Destructive Dural Ectasia of Dorsal and Lumbar Spine with Cauda Equina Syndrome in a Patient with Ankylosing Spondylitis
Marijke Van Hoydonck, Kurt de Vlam, Rene Westhovens, Frank P Luyten , Rik J Lories*
Identifiers and Pagination:Year: 2010
First Page: 31
Last Page: 34
Publisher ID: TORJ-4-31
Article History:Received Date: 4/6/2010
Revision Received Date: 11/6/2010
Acceptance Date: 24/6/2010
Electronic publication date: 26/8/2010
Collection year: 2010
open-access license: This is an open access article licensed under the terms of the Creative Commons Attribution Non-Commercial License (http://creativecommons.org/licenses/by-nc/3.0/) which permits unrestricted, non-commercial use, distribution and reproduction in any medium, provided the work is properly cited.
We present a patient with longstanding ankylosing spondylitis complicated with cauda equina syndrome.

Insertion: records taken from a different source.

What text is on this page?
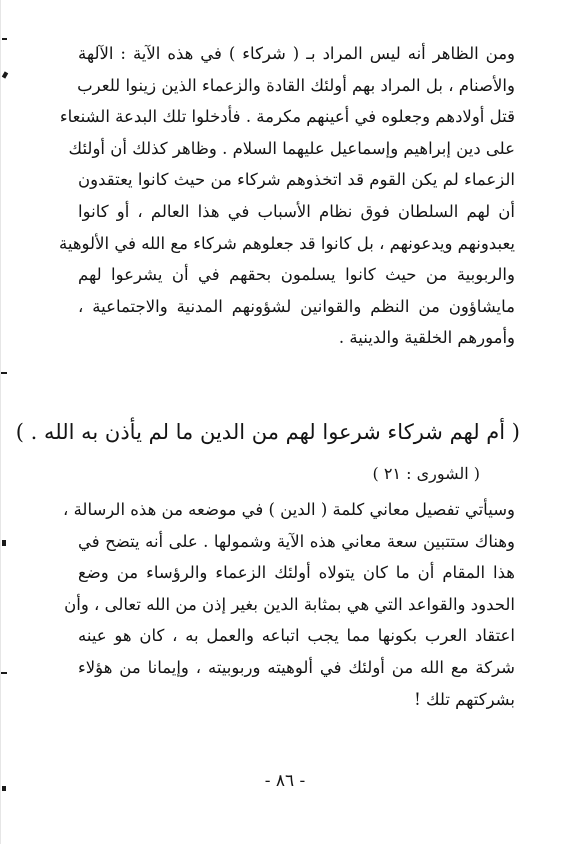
ومن الظاهر أنه ليس المراد بـ ( شركاء ) في هذه الآية : الآلهة
والأصنام ، بل المراد بهم أولئك القادة والزعماء الذين زينوا للعرب
قتل أولادهم وجعلوه في أعينهم مكرمة . فأدخلوا تلك البدعة الشنعاء
على دين إبراهيم وإسماعيل عليهما السلام . وظاهر كذلك أن أولئك
الزعماء لم يكن القوم قد اتخذوهم شركاء من حيث كانوا يعتقدون
أن لهم السلطان فوق نظام الأسباب في هذا العالم ، أو كانوا
يعبدونهم ويدعونهم ، بل كانوا قد جعلوهم شركاء مع الله في الألوهية
والربوبية من حيث كانوا يسلمون بحقهم في أن يشرعوا لهم
مايشاؤون من النظم والقوانين لشؤونهم المدنية والاجتماعية ،
وأمورهم الخلقية والدينية .
( أم لهم شركاء شرعوا لهم من الدين ما لم يأذن به الله . )
( الشورى : ٢١ )
وسيأتي تفصيل معاني كلمة ( الدين ) في موضعه من هذه الرسالة ،
وهناك ستتبين سعة معاني هذه الآية وشمولها . على أنه يتضح في
هذا المقام أن ما كان يتولاه أولئك الزعماء والرؤساء من وضع
الحدود والقواعد التي هي بمثابة الدين بغير إذن من الله تعالى ، وأن
اعتقاد العرب بكونها مما يجب اتباعه والعمل به ، كان هو عينه
شركة مع الله من أولئك في ألوهيته وربوبيته ، وإيمانا من هؤلاء
بشركتهم تلك !
- ٨٦ -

The patient suffered from increasing pain in the leg with reduced sensitivity and extremely cold feet associated with incontinence. Diagnostic workup revealed dural ectasia, arachnoiditis and a spinal inflammatory mass leading to extensive vertebral bone destruction. Of interest, this was not only found in the lumbar spine region (which is typical in cases of cauda equina syndrome associated with ankylosing spondylitis) but also in the lower cervical spine (C7) and upper dorsal spine. Moreover, the bone destructive phenotype of this complication of long-standing AS contrasts with the usual characteristics of new bone formation and ankylosis. As initial treatment with anti-inflammatory drugs was not sufficiently successful, infliximab therapy was started which resulted in manifest clinical improvement as chronic pain, incontinence and laboratory signs of inflammation progressively disappeared.